Em 1972, junto com o amigo e parceiro Geraldo Azevedo, Alceu lançava o álbum “Quadrafônico”, pela Copacabana. Dali passou pelo cinema em 1974, estrelando o filme “A Noite do Espantalho”, dirigido por Sérgio Ricardo (1932-2020). O filme foi indicado ao Oscar de 1975, na categoria filme estrangeiro. A canção “A Noite do Espantalho” foi lançada em disco também em 1974.
Pela Som Livre, Alceu grava três LPs: “Molhado de Suor”, “Vivo” e “Espelho Cristalino”, todos com mais de 100 mil cópias vendidas, dando a ele “discos de ouro”. Um sucesso merecido.
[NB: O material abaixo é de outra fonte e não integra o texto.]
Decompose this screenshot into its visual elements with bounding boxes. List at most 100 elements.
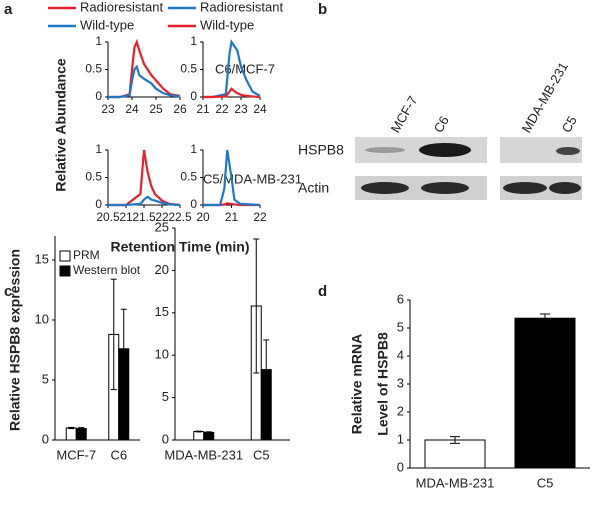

A letra de Espelho mostra um Alceu inspirado: “Essa rua sem céu, sem horizontes/ Foi um rio de águas cristalinas/ Serra verde, serra molhada de neblina/ Um olho d’água sangrava numa fonte/ Meu anel cravejado de brilhantes/ São os olhos do Capitão Corisco/ E é a luz que incendeia meu ofício/ Nessa selva de aço e de antenas/ Beija-flor, tô chorando suas penas/ Derretidas na insensatez do asfalto/ Mas eu tenho um espelho cristalino/ Que uma baiana me mandou de Maceió/ Ele tem uma luz que alumia/ Ao meio-dia clareia a luz do sol”.
A presença de palco sempre foi um diferencial na trajetória do conterrâneo de Luiz Gonzaga, o Rei do Baião. Influência que tanto Alceu faz questão de destacar. Em “Vivo”, gravado no show “Vou Danado Pra Catende”, grande sucesso de público e de crítica, Alceu permaneceu em longa temporada no teatro Tereza Raquel, no Rio. Nesse espetáculo também se inicia uma parceria com o lendário guitarrista Paulo Rafael (1955-2021), responsável acordes e solos em dezenas de canções inesquecíveis.
Incontáveis sucessos nas rádios por todo o Brasil e até pelo mundo surgiram nos 50 anos de carreira de Alceu. Os álbuns “Cavalo de Pau”, “Anjo Avesso” e “Estação da Luz” passaram de 2 milhões de cópias vendidas. Ao todo, lançou entre discos de estúdio e gravações ao vivo, 38 álbuns do cancioneiro popular.
Em julho, Alceu lançou o álbum “Saudade”, onde faz releituras de canções de outros discos e também uma música inédita. Gravado na pandemia do Covid-19, o trabalho aponta sua saudade dos palcos e sua crença no futuro do país. Sem negacionismo e com democracia.